O indicador de Fed, que o economista atualizou com dados mais recentes, compila seis variáveis: saldo em conta corrente (o resultado das transações do Brasil com outros países), dívida pública bruta, inflação média trienal, variação trienal do crédito bancário para o setor privado, razão entre dívida externa e exportações, e reservas internacionais.

O Brasil tem uma situação melhor do que a maioria de seus pares nos indicadores relacionados ao setor externo. Ele tem o pior desempenho, contudo, quando se compara a dívida pública dos 18 países.

"O problema do Brasil é fiscal (o desequilíbrio das contas do governo) e o baixo crescimento", diz o economista.

A volta do dólar a R$ 4

A composição do desempenho do Brasil tem duas leituras possíveis.
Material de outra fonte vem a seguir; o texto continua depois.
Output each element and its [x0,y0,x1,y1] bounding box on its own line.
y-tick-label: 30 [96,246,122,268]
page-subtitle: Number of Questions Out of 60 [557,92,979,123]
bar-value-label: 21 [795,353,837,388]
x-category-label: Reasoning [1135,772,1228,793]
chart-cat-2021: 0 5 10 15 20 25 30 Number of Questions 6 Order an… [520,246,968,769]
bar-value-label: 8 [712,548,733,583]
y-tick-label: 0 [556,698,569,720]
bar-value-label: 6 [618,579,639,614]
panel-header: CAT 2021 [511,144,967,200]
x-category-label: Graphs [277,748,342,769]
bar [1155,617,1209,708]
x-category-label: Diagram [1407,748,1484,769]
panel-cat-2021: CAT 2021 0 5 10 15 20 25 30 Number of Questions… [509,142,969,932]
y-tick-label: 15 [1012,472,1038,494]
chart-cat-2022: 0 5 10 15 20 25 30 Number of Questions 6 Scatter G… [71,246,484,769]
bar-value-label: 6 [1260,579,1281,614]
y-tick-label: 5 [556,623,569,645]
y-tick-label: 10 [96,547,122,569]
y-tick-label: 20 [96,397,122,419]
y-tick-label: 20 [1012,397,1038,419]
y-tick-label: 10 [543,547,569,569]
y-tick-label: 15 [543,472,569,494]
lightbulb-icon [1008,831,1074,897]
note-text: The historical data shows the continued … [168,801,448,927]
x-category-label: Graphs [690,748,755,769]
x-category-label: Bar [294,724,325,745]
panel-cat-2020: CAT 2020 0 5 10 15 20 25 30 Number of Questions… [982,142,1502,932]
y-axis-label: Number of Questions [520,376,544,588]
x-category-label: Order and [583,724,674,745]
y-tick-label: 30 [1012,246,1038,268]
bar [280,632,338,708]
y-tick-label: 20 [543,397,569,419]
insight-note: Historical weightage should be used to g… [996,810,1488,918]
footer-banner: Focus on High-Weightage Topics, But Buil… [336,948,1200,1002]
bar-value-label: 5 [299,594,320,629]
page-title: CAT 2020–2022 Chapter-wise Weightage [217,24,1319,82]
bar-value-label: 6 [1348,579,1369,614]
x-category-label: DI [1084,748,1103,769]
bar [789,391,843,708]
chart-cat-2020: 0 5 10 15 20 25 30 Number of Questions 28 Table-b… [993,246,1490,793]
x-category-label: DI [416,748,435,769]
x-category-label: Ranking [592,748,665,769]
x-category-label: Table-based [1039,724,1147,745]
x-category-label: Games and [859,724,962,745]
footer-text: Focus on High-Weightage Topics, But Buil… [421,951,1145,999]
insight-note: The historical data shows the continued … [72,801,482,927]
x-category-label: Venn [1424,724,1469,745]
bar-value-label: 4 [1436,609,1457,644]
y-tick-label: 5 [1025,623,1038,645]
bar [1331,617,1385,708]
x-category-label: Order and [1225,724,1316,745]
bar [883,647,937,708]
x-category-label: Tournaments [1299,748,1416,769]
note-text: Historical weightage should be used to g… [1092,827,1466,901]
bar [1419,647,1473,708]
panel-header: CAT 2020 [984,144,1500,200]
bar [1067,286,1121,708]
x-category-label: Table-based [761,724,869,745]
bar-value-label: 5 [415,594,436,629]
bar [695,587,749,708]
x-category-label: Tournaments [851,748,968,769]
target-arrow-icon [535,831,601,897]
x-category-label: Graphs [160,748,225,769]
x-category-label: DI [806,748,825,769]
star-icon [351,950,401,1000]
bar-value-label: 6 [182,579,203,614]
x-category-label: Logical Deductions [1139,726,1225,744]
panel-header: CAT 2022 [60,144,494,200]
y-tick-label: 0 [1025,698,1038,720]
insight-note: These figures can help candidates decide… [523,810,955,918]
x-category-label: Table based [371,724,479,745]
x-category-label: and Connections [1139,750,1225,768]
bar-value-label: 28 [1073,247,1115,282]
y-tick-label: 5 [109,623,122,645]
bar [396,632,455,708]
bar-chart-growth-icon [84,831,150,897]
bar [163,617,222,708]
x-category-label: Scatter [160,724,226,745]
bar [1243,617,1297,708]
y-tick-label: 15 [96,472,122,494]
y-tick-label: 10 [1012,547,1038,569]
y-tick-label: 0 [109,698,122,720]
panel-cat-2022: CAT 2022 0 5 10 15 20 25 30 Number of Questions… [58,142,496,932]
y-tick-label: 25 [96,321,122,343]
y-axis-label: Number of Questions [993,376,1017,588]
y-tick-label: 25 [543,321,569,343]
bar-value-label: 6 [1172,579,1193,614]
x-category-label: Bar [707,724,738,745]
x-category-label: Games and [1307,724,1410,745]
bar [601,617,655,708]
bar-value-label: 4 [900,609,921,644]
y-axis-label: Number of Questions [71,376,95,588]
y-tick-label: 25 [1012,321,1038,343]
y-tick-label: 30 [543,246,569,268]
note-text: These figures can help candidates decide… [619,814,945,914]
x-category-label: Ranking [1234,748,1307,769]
De um lado, a chance de uma crise financeira no curto prazo - como vivem Argentina e Turquia - é pequena.

As reservas do país em moeda americana somam mais de 20% do Produto Interno Bruto (PIB), a parcela em dólar da dívida pública é pequena e o déficit em transações correntes (as trocas com outros países) é o menor em muitos anos, compensado pela entrada de investimento direto estrangeiro.

De outro, nossos problemas domésticos acendem um sinal amarelo sobre a recuperação da economia, com chance de que o cenário de desemprego alto e crescimento baixo se prolongue por mais tempo que o previsto.

"A chance de crise é pequena no sentido de que não vai faltar dólar. O Brasil tem espaço para acomodar os choques porque tem um inflação controlada, mas isso não quer dizer que não pode haver estresse social", ele destaca.

Se as incertezas em relação às eleições se concretizarem, no próximo governo, em uma eventual crise de confiança em relação ao risco de crédito do setor público --por uma piora da situação fiscal, por exemplo--, o Brasil pode assistir a uma corrida para longe do real, com consequências amargas para a economia.

No cenário atual, contudo, "o dólar já subiu o que tinha que subir", ele avalia. O componente político das eleições - que não está mensurado pelo indicador - pode exercer pressão sobre o câmbio nos próximos meses --ou seja, o dólar pode ficar mais caro--, mas a chance de que haja uma arrancada como a dos últimos meses é pequena.

O economista da Capital Economics Edward Glossop concorda com a avaliação. Sua estimativa atual para o dólar no fim de 2018 está em R$ 3,80, mas ele admite que deve reavaliar para algo mais próximo de R$ 4 devido à desvalorização rápida dos últimos dias --que ele atribui majoritariamente às questões internas do país.

Uma parte, ele pondera, se deve à falta de clareza sobre as propostas dos atuais pré-candidatos à presidência - ausência de sinais mais diretos em relação ao compromisso com o reequilíbrio das contas públicas, por exemplo.

"Também teve a greve de caminhoneiros. O mercado ficou preocupado com a solução dada pelo governo, com o sinal que ela dá em relação à política fiscal", diz o economista, referindo-se aos subsídios liberados pela União ao diesel em um momento em que a capacidade de gastar é limitada.

Cristiano Oliveira, economista-chefe do banco Fibra, acredita que a Copa do Mundo deve dar um respiro na tensão das últimas semanas. "Depois disso, as eleições vão ganhar as ruas", avalia o especialista, que também atribui a disparada do dólar nesta semana à "contaminação eleitoral".

A partir de então, o mercado estará atento à comunicação dos candidatos com os eleitores e à agenda de propostas, ele afirma, especialmente em relação à reforma da Previdência, ao equacionamento do déficit orçamentário do governo e às medidas para retomar o crescimento e impulsionar a produtividade.